Image result for neuron

A nerve cell consists of numerous dendrites around the cell nucleus, as well as a long axon connecting to another neuron’s dendrite, as shown above. Electric impulses are transmitted into the cell body via the dendrites, and, when the electric voltage builds up above a certain threshold in the form of sodium concentration, the neuron is activated, firing an electric pulse along the axon towards the other neuron. Artificial neurons work in a similar way: accepting numerical inputs from other neurons, and activating when the weighted sum of the inputs exceeds the threshold. The weights of the inputs are the essential part of the model. They, along with a static Bias Weight, determine the output of the neurons and the result of classification, and are targeted for training during the machine learning process.

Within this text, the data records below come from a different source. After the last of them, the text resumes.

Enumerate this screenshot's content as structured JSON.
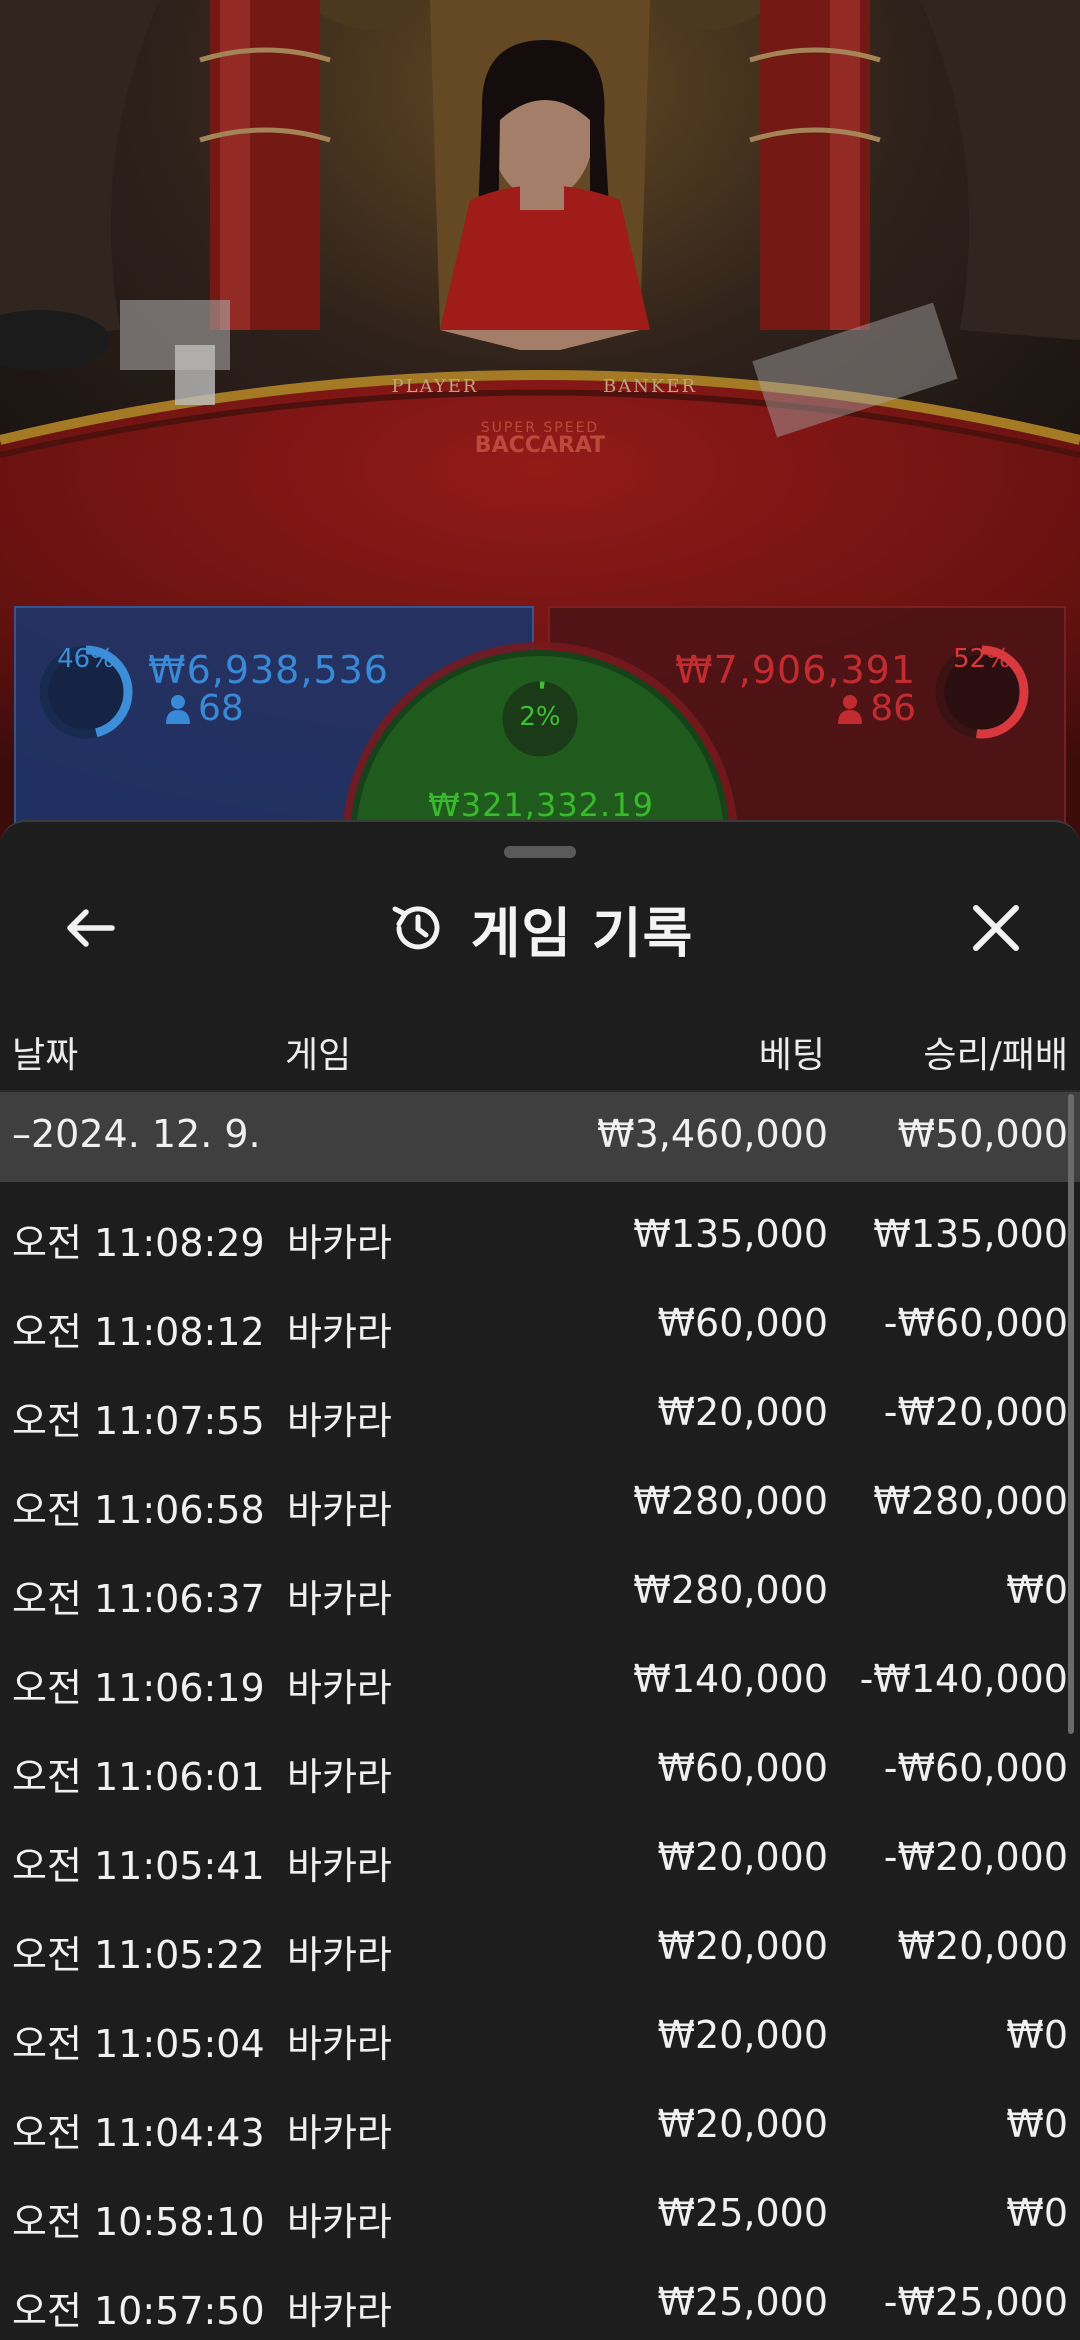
{
  "table": {
    "player_label": "PLAYER",
    "banker_label": "BANKER",
    "logo_top": "SUPER SPEED",
    "logo_bottom": "BACCARAT"
  },
  "bets": {
    "player": {
      "percent": "46%",
      "percent_value": 0.46,
      "amount": "₩6,938,536",
      "players": "68",
      "color": "#3889d6"
    },
    "banker": {
      "percent": "52%",
      "percent_value": 0.52,
      "amount": "₩7,906,391",
      "players": "86",
      "color": "#c22c30"
    },
    "tie": {
      "percent": "2%",
      "percent_value": 0.02,
      "amount": "₩321,332.19",
      "color": "#39b92d"
    }
  },
  "sheet": {
    "title": "게임 기록",
    "back_icon": "arrow-left-icon",
    "history_icon": "history-icon",
    "close_icon": "close-icon"
  },
  "columns": {
    "date": "날짜",
    "game": "게임",
    "bet": "베팅",
    "win_loss": "승리/패배"
  },
  "day_group": {
    "date": "–2024. 12. 9.",
    "bet_total": "₩3,460,000",
    "win_total": "₩50,000"
  },
  "rows": [
    {
      "time": "오전 11:08:29",
      "game": "바카라",
      "bet": "₩135,000",
      "result": "₩135,000"
    },
    {
      "time": "오전 11:08:12",
      "game": "바카라",
      "bet": "₩60,000",
      "result": "-₩60,000"
    },
    {
      "time": "오전 11:07:55",
      "game": "바카라",
      "bet": "₩20,000",
      "result": "-₩20,000"
    },
    {
      "time": "오전 11:06:58",
      "game": "바카라",
      "bet": "₩280,000",
      "result": "₩280,000"
    },
    {
      "time": "오전 11:06:37",
      "game": "바카라",
      "bet": "₩280,000",
      "result": "₩0"
    },
    {
      "time": "오전 11:06:19",
      "game": "바카라",
      "bet": "₩140,000",
      "result": "-₩140,000"
    },
    {
      "time": "오전 11:06:01",
      "game": "바카라",
      "bet": "₩60,000",
      "result": "-₩60,000"
    },
    {
      "time": "오전 11:05:41",
      "game": "바카라",
      "bet": "₩20,000",
      "result": "-₩20,000"
    },
    {
      "time": "오전 11:05:22",
      "game": "바카라",
      "bet": "₩20,000",
      "result": "₩20,000"
    },
    {
      "time": "오전 11:05:04",
      "game": "바카라",
      "bet": "₩20,000",
      "result": "₩0"
    },
    {
      "time": "오전 11:04:43",
      "game": "바카라",
      "bet": "₩20,000",
      "result": "₩0"
    },
    {
      "time": "오전 10:58:10",
      "game": "바카라",
      "bet": "₩25,000",
      "result": "₩0"
    },
    {
      "time": "오전 10:57:50",
      "game": "바카라",
      "bet": "₩25,000",
      "result": "-₩25,000"
    }
  ]
}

Image result for artificial neruon

The activation procedure of an artificial neuron is represented by the Activity Rule, a function that produces an output from 0 to 1 as the input increases. The Activity Rule could be one of the many sigmoid functions (those with “S”-shaped curves), including the hyperbolic tangent function and the logistic function. In most cases, the logistic functions are preferred, for they have superior mathematical properties allowing them to outperform other sigmoid models with noisy and linearly inseparable inputs.

To build up an artificial neural network, we simply align the neurons into different layers. Each neuron in the same layer receives input from all other neurons from the preceding layer, and feeds its result into every neuron in the proceeding layer.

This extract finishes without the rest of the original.